Егор Тимофеевич сопел носом и тяжело носил грудью, сдерживая поднимавшийся кашель.
— Отлично. Никогда не чувствовал себя так хорошо. Он отдувался, окончательно побеждал кашель и, весело сияя глазами и улыбкой, продолжал:
— Устал только немного. Да и сами посудите: в Андро-ниевскую больницу слетай, в Дегтеревскую слетай, в Шепи-левскую слетай. А дела сколько! В одной Дегтеревской пятеро ребят в крупе, задыхаются мальцы, один уже свистит. Ну, дунул на него Николай — и сейчас, это, дыхание ровное, улыбнулся, пить попросил. А уже два дня ничего не пил и не ел. Так мы с Николаем даже прослезились от радости. Честное слово!
Веки Егора Тимофеевича налились слезами, но он пошутил доктору:
— Каков у вас тезка-то, а? Не вам чета. Ну-ну, не обижайтесь, доктор. Я ведь шучу. Я знаю, что вы благороднейший человек и сейчас, это, тоже лечите, конечно. И лицом вы похожи на святого Эразма. Никола — тот седенький, маленький, а вы — на святого Эразма. Тоже хороший святой.
— А вы его видели?
— Как же. Всех видел.
И он долго рассказывал, какие прекрасные и благородные лица у святых. Потом бодро прошелся по комнате, держа голову набок, точно свернутую, сделал легкое мускульное упражнение руками и остановился у окна.
— Как тает-то! Ах, хорошо! Что будем нынче делать, доктор?
— Хотите на катке лед скалывать?
— Лед скалывать! Боже мой! Ведь это же первое мое удовольствие! Лед скалывать, и сейчас, это, — помогать весне! Ах, Боже мой! Чудеснейший вы человек, Николай Николаевич.

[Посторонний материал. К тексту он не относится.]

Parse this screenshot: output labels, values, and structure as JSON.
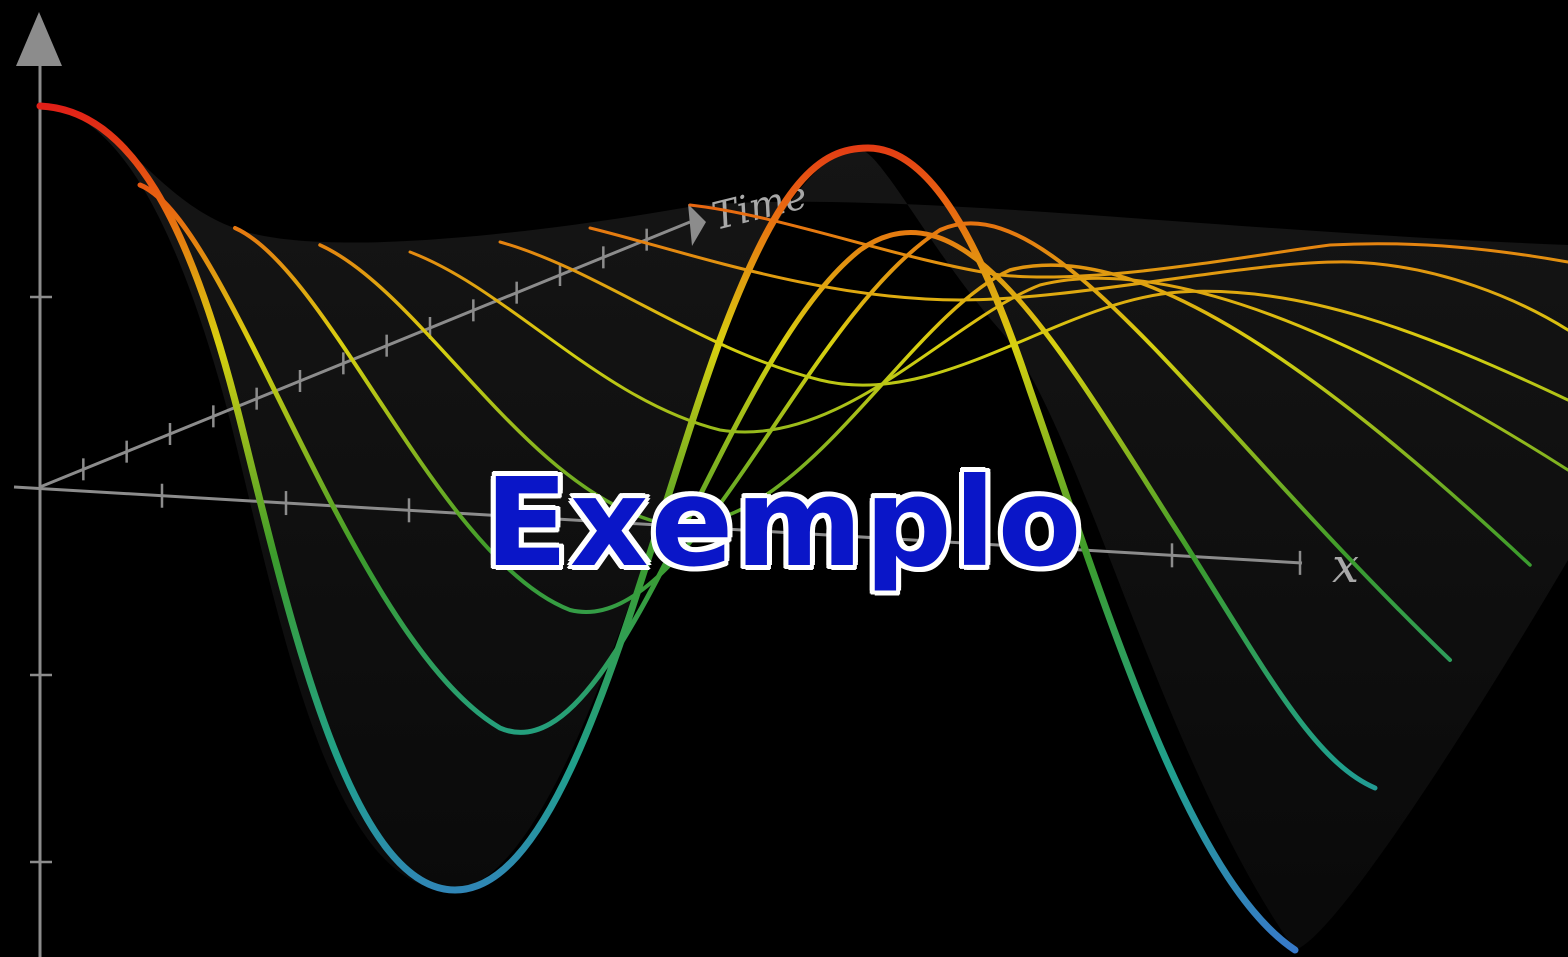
{
  "figure": {
    "time_axis_label": "Time",
    "x_axis_label": "x",
    "overlay_text": "Exemplo"
  },
  "colors": {
    "background": "#000000",
    "axis": "#8c8c8c",
    "overlay_text": "#0a16c8",
    "overlay_outline": "#ffffff",
    "wave_gradient": [
      "#e01818",
      "#e85a10",
      "#d8c810",
      "#3a9a30",
      "#20a0a0",
      "#3a78c8"
    ]
  }
}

— А вы счастливейший человек, Георгий Тимофеевич. И большими друзьями они уходили, и уже через четверть часа Егор Тимофеевич, весь обрызганный мелкими осколками льда и снега, озабоченно вонзал кирку в мягкий, вялый лед, похожий на плохой постный сахар. Было жарко от работы, и шея как-то распрямилась, на ладонях сладко ныли свежие мозоли, и день улыбался. Он стоял тихий, немного пасмурный, но теплый, и улыбался. И отовсюду капало: с крыш, с деревьев, с забора, и от этого забор и деревья были совсем темные. Пахло блинами, великим постом, тающим снегом и лошадиным навозом.
— Ловко я работаю? — кричал Егор Тимофеевич фельдшерице, маленькой девушке в ватной шубке.
Она сидела на лавочке, зябко поджав маленькие ноги, заботливо следила за больными, и носик ее краснел от сырости.
— Очень хорошо, Георгий Тимофеевич, — отвечала она слабым голосом и ласково улыбалась. — Я всегда любуюсь вами, когда вы работаете.
Егор Тимофеевич знал, что фельдшерица влюблена в него и, хотя сам не мог отвечать на любовь, высоко ценил ее расположение и усиленно старался не скомпрометировать ее какой-нибудь неосторожностью. В его представлении она была героиней долга, бросившей аристократическую семью, чтобы ухаживать за больными, — у фельдшерицы семьи не было, она была из подкидышей, — светлой личностью и красавицей, за которой ухаживали гвардейские офицеры. И держался он с нею особенно, кланялся очень низко, водил ее под руку к столу и посылал ей летом через сторожа цветы, но наедине оставаться с нею избегал, из опасения поставить ее в неловкое положение.